Saturday, January 2, 2010

The Annual Mission President's Dinner 12/17/09

The Annual Mission President's Dinner
Weather--Clear, blue sky Temp 23F -2.3C
Wind 3-5 MPH

Each year the Mission President hosts a dinner in the Mission Home for the Novosibirsk District presidency, the branch presidents, and their wives. The mission president's wife traditionally makes the dinner with some additions by senior couples. This year there were 10 Russian adults, two children, 4 senior missionaries, and President and sister Trejo.

This year Sister Trejo made a wonderful meal for 50 (18 attending) and we all ate well. She did a great job and the appetizers table would have fed us all.

The value here is to bring the local leadership into closer contact with the mission leadership and create a closer bond of trust and love. As you might expect, with the language barrier, it is difficult to get really close to someone with whom you cannot talk effectively. The seating ended up pretty much divided by language preference, but we did have some exchanges and the sisters always have a bond. Here, Sasha Ozherelev (an English speaker) chats with President Nikoliachev and his wife, neither of whom speak English. 

President Shadran, Novo First Branch president, had to bring his two children (no sitter) and President Gushchin is watching him play on the floor before dinner. They did very well until about 8:00PM when things began to get a little chaotic.

Here, Elder Miller is approaching the appetizers with a purposeful gait. In the background, Lena Ozherelev and the Shadrans inspect the mission library.
Prior to the eating, Elder Byers, Elder Miller and Elder Simmons team up for a half-dozen Christmas Carols as a warm-up. Sister Simmons joined Elder Byers and I in a couple of Carols as part of the "program" after dinner.
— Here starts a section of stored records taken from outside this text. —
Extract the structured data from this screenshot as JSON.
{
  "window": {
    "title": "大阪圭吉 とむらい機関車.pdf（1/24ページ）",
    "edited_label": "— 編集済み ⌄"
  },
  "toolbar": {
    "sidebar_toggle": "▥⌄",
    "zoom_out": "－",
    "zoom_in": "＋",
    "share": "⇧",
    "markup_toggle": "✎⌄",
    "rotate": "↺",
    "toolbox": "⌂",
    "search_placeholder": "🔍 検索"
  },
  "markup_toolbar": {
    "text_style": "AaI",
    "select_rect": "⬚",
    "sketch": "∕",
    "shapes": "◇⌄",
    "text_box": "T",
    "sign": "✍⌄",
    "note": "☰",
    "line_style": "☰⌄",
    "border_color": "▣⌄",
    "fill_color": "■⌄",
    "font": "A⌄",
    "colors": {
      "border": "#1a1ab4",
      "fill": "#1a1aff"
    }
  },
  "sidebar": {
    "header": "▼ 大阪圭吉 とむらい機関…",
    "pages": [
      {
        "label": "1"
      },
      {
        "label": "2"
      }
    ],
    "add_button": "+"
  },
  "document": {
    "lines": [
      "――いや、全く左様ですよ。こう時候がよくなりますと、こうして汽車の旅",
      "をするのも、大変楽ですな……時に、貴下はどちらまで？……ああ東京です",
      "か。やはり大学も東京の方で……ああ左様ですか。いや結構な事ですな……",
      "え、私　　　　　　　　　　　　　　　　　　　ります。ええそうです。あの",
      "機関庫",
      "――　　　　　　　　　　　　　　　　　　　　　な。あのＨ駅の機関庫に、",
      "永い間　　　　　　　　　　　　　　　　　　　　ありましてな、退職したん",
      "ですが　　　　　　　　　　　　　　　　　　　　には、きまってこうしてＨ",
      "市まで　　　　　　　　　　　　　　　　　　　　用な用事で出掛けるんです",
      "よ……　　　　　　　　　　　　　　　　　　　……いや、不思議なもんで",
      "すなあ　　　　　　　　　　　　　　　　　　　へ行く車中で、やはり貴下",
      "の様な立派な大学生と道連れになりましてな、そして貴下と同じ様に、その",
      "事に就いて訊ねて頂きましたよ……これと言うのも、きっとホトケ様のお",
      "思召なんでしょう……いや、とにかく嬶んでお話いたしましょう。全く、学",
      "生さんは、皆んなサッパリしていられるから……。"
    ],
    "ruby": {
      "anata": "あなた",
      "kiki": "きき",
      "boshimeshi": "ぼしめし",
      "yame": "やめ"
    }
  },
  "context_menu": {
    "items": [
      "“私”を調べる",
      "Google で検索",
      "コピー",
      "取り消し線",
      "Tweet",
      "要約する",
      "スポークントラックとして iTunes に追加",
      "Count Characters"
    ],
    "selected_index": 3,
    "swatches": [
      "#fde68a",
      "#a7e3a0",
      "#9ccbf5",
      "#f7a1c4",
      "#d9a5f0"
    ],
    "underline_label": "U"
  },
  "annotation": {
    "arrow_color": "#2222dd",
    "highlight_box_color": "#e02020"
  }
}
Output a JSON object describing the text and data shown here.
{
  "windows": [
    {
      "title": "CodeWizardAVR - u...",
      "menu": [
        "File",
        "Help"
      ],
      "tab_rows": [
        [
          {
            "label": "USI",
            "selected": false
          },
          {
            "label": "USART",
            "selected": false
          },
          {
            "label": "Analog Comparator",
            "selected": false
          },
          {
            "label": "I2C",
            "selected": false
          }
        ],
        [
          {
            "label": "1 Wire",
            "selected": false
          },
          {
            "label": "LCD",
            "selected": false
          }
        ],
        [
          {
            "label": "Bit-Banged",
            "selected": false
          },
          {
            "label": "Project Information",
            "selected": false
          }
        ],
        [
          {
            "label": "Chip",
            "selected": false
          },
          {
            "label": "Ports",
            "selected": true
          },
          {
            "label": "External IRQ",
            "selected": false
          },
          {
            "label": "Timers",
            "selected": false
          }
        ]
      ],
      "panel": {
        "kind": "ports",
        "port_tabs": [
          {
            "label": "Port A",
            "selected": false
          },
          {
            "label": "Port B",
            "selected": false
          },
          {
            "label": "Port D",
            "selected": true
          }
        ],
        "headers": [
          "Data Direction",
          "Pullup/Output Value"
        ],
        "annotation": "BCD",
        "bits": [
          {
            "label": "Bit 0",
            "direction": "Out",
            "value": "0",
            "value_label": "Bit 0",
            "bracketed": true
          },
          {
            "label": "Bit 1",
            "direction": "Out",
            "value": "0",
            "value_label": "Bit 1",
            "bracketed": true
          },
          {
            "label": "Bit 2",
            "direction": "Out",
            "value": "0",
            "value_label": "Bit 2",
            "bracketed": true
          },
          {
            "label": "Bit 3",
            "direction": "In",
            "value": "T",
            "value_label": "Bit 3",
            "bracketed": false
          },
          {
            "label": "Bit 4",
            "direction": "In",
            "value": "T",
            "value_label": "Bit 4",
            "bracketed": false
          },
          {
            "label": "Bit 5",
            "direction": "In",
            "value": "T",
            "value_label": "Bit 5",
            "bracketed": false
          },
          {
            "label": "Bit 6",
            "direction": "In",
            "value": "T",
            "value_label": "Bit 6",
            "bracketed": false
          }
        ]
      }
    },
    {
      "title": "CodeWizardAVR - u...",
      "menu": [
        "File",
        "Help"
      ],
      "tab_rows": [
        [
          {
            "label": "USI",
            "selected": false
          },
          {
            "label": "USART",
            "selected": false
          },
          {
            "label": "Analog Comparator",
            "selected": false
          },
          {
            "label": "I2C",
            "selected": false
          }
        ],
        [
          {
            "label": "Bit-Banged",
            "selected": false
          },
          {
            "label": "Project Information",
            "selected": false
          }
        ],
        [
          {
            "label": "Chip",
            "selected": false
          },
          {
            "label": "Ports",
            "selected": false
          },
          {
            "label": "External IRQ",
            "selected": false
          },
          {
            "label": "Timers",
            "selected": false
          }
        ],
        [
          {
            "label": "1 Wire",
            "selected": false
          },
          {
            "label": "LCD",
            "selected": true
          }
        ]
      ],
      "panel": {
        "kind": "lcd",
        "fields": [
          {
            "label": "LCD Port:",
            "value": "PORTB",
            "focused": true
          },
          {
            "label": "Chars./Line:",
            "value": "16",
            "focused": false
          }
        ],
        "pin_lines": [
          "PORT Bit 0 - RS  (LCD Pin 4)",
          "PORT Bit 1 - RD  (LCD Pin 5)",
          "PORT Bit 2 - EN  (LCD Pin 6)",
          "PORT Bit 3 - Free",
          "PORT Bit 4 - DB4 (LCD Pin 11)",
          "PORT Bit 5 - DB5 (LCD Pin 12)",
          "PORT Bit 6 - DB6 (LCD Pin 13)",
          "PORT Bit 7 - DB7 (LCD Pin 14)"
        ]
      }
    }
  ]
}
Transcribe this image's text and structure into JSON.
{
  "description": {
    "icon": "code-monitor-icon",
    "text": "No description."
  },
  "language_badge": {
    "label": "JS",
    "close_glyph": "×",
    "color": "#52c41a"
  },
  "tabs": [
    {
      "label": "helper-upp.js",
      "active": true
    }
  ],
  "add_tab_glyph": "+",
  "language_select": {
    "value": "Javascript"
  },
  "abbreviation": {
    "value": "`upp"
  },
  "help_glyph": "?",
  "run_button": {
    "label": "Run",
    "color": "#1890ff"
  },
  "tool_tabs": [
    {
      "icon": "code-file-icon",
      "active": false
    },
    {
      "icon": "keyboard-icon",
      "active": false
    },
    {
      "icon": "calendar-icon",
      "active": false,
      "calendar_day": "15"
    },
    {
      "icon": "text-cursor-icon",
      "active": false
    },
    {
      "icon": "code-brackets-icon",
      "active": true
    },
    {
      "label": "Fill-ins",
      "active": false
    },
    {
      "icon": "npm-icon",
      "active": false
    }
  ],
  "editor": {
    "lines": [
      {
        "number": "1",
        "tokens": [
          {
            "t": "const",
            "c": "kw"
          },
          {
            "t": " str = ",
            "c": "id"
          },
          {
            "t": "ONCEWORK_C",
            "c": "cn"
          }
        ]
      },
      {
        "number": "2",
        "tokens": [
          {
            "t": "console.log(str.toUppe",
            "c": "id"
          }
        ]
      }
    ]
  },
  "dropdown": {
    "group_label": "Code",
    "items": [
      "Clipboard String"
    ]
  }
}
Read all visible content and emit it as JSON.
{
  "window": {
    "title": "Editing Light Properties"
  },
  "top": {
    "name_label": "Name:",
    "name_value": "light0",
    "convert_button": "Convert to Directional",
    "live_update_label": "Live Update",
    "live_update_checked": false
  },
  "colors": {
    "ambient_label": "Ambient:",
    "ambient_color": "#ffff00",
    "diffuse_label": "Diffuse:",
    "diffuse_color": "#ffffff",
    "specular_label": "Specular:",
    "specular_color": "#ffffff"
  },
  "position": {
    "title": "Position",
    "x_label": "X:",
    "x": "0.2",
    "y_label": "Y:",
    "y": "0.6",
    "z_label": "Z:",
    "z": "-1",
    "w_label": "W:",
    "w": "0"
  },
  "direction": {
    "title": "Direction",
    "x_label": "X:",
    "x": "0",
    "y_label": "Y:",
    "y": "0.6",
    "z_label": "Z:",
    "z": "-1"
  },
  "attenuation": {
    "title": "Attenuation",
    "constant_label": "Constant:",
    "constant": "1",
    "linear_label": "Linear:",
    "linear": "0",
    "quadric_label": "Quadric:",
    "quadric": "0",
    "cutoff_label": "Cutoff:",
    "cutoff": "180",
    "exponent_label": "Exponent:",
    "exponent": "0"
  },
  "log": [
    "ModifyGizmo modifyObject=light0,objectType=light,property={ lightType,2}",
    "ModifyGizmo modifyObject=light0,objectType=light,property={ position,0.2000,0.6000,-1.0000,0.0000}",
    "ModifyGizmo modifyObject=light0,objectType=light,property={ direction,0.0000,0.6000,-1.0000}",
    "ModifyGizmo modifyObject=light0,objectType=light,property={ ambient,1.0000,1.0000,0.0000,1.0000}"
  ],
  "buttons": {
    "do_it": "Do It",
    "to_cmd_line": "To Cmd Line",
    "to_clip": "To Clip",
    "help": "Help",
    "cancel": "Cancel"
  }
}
All-in-all, it was a nice evening and time well spent. Christmas for the members is sort of a mixed bag. Their Orthodox relatives celebrate Christmas on January 7th, their atheist friends celebrate only New Years, and their LDS friends celebrate the traditional American Christmas on the 25th. These good people stand at the crossroads of three very different approaches to the December holidays and often end up celebrating everything, sort of like Cindy and I eating two Thanksgiving dinners (her family & then mine) for several years until we finally insisted that the families formalize some sort of compromise. It's a challenge.

What a country


Shannon Simmons said...

You look good dad! Sounds like a nice evening...

Bob Steed said...

Some of the fondest memories of my mission are from the mission home. What a blessing it was for us to go there and feel loved. Missionaries spend so much time thinking of the needs of others and at times doing so with very little in the way of thanks (which is fine, of course). Great feelings being there. Is it wierd knowing it is your last in Siberia?